Elsewhere in Japan’s credit markets, Sumitomo Mitsui Trust Bank Ltd. hired Citigroup Inc., Goldman Sachs Group Inc. and JPMorgan Chase & Co. for an offering of five-year dollar bonds, according to a person familiar with the matter, who asked not to be identified because the details are private.
Nippon Flour Mills Co. registered to sell as much as 10 billion yen of notes, according to a filing yesterday with the Ministry of Finance. It takes effect on March 29 and is valid for two years.
Japan’s corporate bonds have handed investors 0.24 percent this month, compared with a 0.74 percent return on the nation’s sovereign debt, according to Bank of America Merrill Lynch index data. Company notes worldwide have gained 0.17 percent.
The yen has plunged about 18 percent in the past six months against the dollar, the biggest slide among major currencies. It rose 0.2 percent to 94.69 per dollar at 3:57 p.m. in Tokyo, after weakening to 96.71 on March 12, a level unseen since August 2009.

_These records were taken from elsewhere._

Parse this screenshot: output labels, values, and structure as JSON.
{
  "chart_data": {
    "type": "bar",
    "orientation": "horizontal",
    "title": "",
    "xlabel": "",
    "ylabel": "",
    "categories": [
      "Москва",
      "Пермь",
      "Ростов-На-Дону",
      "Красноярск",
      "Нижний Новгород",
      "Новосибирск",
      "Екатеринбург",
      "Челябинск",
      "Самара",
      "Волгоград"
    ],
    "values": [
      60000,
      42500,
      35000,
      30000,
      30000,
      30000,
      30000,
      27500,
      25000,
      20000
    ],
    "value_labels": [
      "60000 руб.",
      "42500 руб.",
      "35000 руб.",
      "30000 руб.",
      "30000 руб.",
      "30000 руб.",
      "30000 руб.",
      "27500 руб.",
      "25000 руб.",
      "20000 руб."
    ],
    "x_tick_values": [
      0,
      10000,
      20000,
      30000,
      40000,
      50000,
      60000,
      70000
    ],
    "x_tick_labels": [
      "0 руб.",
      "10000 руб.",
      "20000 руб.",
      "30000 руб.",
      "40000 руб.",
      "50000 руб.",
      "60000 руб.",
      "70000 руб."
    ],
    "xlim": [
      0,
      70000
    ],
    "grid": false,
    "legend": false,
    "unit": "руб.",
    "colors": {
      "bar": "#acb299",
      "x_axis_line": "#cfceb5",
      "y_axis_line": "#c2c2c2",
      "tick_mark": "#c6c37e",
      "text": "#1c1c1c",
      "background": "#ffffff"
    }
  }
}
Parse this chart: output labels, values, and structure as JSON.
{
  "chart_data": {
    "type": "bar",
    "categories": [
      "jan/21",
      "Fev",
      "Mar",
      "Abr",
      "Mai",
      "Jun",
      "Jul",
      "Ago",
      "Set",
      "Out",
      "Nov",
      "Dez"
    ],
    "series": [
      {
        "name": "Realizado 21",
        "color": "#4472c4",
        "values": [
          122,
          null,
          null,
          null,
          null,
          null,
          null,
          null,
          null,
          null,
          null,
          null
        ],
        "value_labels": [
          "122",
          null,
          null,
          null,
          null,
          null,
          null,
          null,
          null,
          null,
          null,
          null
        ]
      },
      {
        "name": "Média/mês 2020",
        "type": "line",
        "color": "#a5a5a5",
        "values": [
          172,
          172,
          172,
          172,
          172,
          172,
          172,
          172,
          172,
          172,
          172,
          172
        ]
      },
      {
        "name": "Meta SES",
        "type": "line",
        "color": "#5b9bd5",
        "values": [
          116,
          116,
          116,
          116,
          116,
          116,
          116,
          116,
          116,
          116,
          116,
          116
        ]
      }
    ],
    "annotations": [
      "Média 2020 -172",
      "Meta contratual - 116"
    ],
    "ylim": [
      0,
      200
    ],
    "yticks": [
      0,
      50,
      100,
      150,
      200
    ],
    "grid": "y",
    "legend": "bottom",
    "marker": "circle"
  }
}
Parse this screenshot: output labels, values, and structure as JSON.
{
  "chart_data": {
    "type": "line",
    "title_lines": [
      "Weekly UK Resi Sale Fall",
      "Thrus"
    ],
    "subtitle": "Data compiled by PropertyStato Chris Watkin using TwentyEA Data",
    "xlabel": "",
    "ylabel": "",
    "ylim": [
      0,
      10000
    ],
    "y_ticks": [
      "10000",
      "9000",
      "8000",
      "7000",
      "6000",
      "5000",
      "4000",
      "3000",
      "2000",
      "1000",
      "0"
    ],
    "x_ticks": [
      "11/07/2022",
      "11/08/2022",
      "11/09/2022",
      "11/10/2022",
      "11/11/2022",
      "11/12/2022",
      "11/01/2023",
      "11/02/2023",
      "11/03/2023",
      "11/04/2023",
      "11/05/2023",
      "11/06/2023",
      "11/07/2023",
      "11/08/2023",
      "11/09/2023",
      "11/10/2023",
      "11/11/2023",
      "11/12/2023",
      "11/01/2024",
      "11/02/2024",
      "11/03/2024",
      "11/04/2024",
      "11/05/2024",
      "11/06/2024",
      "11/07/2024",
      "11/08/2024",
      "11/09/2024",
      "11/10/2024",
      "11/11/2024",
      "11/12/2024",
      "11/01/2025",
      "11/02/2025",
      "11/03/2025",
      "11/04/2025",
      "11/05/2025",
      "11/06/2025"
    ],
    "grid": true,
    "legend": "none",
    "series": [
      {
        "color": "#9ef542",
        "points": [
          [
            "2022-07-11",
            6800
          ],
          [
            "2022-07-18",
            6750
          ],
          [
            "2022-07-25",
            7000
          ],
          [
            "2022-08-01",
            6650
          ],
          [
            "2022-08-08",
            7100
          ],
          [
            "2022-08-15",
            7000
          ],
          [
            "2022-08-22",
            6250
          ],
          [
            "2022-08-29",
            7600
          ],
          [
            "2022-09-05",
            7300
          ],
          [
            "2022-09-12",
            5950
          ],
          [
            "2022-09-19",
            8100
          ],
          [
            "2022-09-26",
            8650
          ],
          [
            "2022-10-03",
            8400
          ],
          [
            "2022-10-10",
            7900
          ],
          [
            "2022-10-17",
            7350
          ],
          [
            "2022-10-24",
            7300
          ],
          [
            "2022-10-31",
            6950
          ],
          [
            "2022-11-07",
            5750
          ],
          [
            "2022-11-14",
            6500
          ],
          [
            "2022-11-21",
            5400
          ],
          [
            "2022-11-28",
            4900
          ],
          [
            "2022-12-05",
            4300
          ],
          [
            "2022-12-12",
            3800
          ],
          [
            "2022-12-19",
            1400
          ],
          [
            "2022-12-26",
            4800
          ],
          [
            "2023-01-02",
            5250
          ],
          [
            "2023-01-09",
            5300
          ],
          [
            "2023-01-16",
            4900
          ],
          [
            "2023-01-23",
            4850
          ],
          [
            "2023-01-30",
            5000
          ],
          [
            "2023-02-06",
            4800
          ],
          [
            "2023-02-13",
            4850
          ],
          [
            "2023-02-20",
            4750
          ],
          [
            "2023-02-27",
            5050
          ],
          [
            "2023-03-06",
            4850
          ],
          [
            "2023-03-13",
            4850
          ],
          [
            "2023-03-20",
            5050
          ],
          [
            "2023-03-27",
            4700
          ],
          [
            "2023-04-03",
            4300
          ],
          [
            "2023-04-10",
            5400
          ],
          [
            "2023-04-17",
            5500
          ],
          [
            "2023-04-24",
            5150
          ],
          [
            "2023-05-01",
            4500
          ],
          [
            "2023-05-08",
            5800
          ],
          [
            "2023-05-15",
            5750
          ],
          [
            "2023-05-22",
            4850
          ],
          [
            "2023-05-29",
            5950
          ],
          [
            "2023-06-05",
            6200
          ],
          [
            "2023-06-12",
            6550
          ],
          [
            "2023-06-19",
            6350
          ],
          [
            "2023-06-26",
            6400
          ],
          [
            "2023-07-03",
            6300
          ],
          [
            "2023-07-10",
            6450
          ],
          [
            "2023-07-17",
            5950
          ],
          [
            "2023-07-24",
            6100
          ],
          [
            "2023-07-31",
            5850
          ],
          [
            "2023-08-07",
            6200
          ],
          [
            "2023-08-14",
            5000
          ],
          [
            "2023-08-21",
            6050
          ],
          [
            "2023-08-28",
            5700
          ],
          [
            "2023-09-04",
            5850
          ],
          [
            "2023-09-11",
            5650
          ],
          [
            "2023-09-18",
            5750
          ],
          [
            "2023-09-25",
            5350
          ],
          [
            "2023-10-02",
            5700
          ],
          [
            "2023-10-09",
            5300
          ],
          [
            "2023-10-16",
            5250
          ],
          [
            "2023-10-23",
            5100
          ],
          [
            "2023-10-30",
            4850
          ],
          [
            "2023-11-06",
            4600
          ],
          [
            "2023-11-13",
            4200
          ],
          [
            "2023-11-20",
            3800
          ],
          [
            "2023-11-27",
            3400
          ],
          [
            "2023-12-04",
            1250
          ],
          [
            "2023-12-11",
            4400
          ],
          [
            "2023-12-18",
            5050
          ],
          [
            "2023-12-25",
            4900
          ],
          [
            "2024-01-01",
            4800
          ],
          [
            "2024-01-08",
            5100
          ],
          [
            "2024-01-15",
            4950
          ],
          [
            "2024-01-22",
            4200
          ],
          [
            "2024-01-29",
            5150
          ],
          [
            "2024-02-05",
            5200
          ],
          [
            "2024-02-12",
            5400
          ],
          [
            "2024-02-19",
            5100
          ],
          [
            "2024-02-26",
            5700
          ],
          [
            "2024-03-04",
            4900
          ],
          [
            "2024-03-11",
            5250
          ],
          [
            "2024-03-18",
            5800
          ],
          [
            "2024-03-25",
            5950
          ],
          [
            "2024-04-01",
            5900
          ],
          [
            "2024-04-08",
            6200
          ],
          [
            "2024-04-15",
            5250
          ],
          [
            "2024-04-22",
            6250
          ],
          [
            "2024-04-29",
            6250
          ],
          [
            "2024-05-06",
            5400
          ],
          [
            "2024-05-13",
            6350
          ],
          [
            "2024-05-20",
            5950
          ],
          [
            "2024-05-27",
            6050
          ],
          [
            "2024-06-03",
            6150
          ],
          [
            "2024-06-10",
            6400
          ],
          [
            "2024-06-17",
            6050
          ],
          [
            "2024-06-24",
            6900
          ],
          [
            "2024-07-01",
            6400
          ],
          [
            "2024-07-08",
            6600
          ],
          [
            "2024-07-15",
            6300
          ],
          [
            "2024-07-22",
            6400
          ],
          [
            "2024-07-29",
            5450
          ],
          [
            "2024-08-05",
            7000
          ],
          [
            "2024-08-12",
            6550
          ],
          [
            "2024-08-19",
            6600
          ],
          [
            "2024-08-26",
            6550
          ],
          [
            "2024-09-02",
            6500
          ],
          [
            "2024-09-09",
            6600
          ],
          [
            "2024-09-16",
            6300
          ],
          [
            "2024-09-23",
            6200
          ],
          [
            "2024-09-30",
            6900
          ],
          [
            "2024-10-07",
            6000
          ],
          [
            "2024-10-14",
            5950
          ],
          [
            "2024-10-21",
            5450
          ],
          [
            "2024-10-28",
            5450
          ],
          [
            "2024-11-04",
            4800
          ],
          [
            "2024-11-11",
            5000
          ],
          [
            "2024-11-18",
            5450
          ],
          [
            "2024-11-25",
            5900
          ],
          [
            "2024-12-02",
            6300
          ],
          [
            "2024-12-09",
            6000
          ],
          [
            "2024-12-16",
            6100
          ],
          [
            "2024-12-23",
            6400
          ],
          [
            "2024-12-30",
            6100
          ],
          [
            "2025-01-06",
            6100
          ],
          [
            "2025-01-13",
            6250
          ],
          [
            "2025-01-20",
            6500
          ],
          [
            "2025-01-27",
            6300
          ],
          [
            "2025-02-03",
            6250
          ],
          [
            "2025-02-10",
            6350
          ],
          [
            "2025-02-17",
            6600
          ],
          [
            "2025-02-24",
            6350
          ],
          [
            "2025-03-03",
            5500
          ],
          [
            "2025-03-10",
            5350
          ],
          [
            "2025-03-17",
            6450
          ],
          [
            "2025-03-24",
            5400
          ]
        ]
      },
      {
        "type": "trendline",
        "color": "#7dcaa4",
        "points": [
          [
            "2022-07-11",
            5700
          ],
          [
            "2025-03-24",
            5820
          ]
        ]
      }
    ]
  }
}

The dollar-yen’s three month risk reversal rate slid as low as minus 0.535 percent this week, the least since December 2011, indicating increased demand for options that grant the right to buy Japan’s currency versus the greenback. The rate had been positive since July until this month.
Currency depreciation typically lowers the prices of Japanese-made products overseas, making exporters more competitive against rivals such as Samsung Electronics Co. in South Korea. The improved earnings prospects for the nation’s manufacturers are prompting overseas investors to pile into Japanese equities.
Foreign money managers were net buyers of domestic shares every week since November and scooped up a record 1.12 trillion yen in equities in the period ended March 8, according to data from the Ministry of Finance going back to 2001. The Topix has risen 39 percent in the past six months, compared with a 2.6 percent decline in South Korea’s Kospi Index.
“I am confident that Japan can emerge from the last 20 years of depression,” said Nick Wright, the head of global markets for Japan at Barclays Plc. “Japan has got an active government with stated policies that are appealing to the equities market.”
Recent economic data suggest the weaker yen hasn’t yet spurred a turnaround. Government figures released this month showed consumer prices excluding fresh food declined 0.2 percent in January from a year earlier. Machinery orders, an indicator of corporate investment, dropped 13 percent in January from the prior month.
A depreciating yen eases pressure on domestic companies that need restructuring to be more competitive, according to Curtis Freeze, the Tokyo-based chief investment officer at Prospect, which manages about $300 million in Japanese shares for overseas investors. He’s been selling the nation’s stocks because they are overbought, he said.
“Companies are not changing; only share prices are changing, so it’s very much a technical rally,” said Freeze. “It’s all about hope and dream.”